Individual and social action
The newborn human can perform practically nothing of what he will carry out as an adult in human society, but he can do almost everything the adult can do as an individual. He can breathe, eat, digest and eliminate, and his body can organize all the biological and physiological processes except the sexual act — and this may be considered a social process in the adult, for it takes place between two persons. In the beginning, sexual activity remains confined to the individual sphere. It is now widely accepted that adult sexuality develops from early self-sexuality. This approach makes it possible to explain inadequacies in this field as a failure in the development of the individual toward full social sexuality.

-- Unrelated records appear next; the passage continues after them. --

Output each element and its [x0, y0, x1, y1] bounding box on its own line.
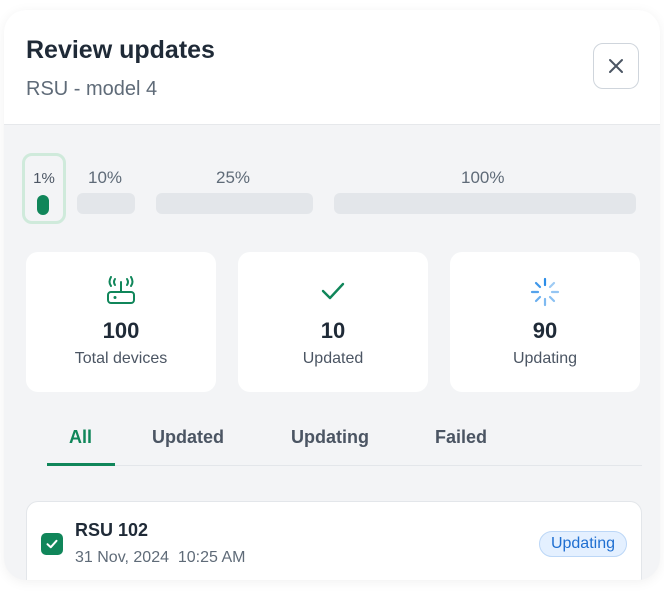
page-title: Review updates	[26, 36, 215, 64]
stat-value: 90	[532, 318, 558, 343]
router-icon	[107, 276, 135, 304]
stage-10-percent-bar[interactable]	[77, 193, 135, 214]
stat-card-updated: 10 Updated	[238, 252, 428, 392]
stage-label: 1%	[33, 170, 55, 187]
stat-label: Total devices	[74, 350, 168, 367]
review-updates-panel: Review updates RSU - model 4 1% 10% 25% …	[4, 10, 660, 580]
close-button[interactable]	[593, 43, 639, 89]
stage-100-percent-bar[interactable]	[334, 193, 636, 214]
loading-spinner-icon	[530, 277, 560, 307]
tab-failed[interactable]: Failed	[435, 427, 487, 448]
tabs-divider	[47, 465, 642, 466]
stage-label: 100%	[461, 168, 505, 187]
stat-card-total-devices: 100 Total devices	[26, 252, 216, 392]
device-timestamp: 31 Nov, 2024 10:25 AM	[75, 549, 246, 566]
row-checkbox[interactable]	[41, 533, 63, 555]
tab-updating[interactable]: Updating	[291, 427, 369, 448]
tab-updated[interactable]: Updated	[152, 427, 224, 448]
close-icon	[609, 59, 623, 73]
stage-25-percent-bar[interactable]	[156, 193, 313, 214]
device-name: RSU 102	[75, 520, 149, 540]
stage-progress-indicator	[37, 195, 49, 215]
stat-label: Updating	[512, 350, 578, 367]
tab-all[interactable]: All	[69, 427, 92, 448]
stage-1-percent[interactable]: 1%	[22, 153, 66, 224]
page-subtitle: RSU - model 4	[26, 78, 158, 100]
check-icon	[321, 282, 345, 300]
checkmark-icon	[46, 539, 58, 549]
stat-value: 100	[102, 318, 140, 343]
stage-label: 10%	[88, 168, 123, 187]
list-item[interactable]: RSU 102 31 Nov, 2024 10:25 AM Updating	[26, 501, 642, 580]
active-tab-indicator	[47, 463, 115, 466]
stat-value: 10	[320, 318, 346, 343]
panel-header: Review updates RSU - model 4	[4, 10, 660, 125]
stage-label: 25%	[216, 168, 251, 187]
stat-card-updating: 90 Updating	[450, 252, 640, 392]
status-badge: Updating	[538, 531, 627, 557]
stat-label: Updated	[302, 350, 364, 367]
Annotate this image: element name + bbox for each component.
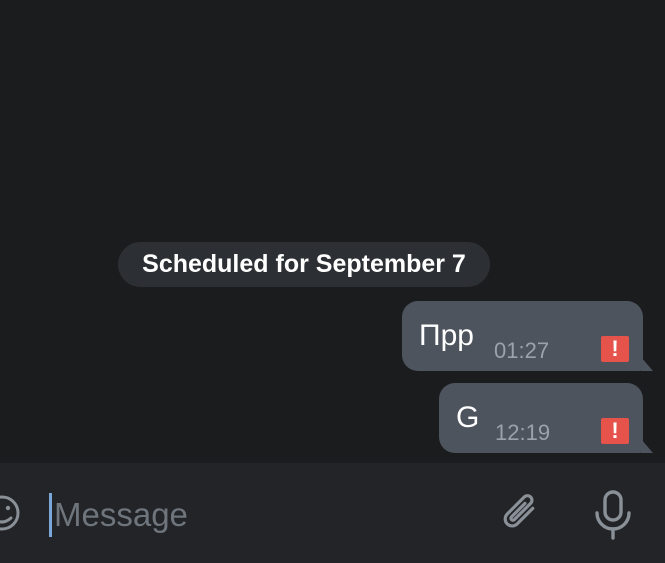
message-text: Прр xyxy=(419,319,474,352)
message-bubble[interactable]: Прр 01:27 ! xyxy=(402,301,653,371)
attach-button[interactable] xyxy=(495,489,545,539)
message-bubble[interactable]: G 12:19 ! xyxy=(439,383,653,453)
text-cursor xyxy=(49,493,52,537)
message-time: 01:27 xyxy=(494,338,550,363)
emoji-button[interactable] xyxy=(0,493,22,533)
chat-area[interactable]: Scheduled for September 7 Прр 01:27 ! G … xyxy=(0,0,665,463)
voice-record-button[interactable] xyxy=(590,489,636,541)
message-composer xyxy=(0,463,665,563)
message-text: G xyxy=(456,401,480,434)
microphone-icon xyxy=(595,490,631,540)
error-icon[interactable]: ! xyxy=(601,418,629,444)
scheduled-date-label: Scheduled for September 7 xyxy=(118,242,490,287)
error-icon[interactable]: ! xyxy=(601,336,629,362)
emoji-icon xyxy=(0,495,20,531)
paperclip-icon xyxy=(503,494,535,528)
message-time: 12:19 xyxy=(495,420,551,445)
message-input[interactable] xyxy=(54,487,454,543)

Contact with the external world
The infant’s contact with the external world is established mainly through the lips and mouth; through these he recognizes his mother. He will use his hands to fumble and assist the work of his mouth and lips, and will know by touch what he already knows through his lips and mouth. From here he will gradually progress to the discovery of other parts of his body and their relationship to each other, and through them his first notions of distance and volume. The discovery of time begins with the coordinating of processes of breathing and swallowing, both of which are connected with movements of the lips, mouth, jaw, nostrils, and the surrounding area.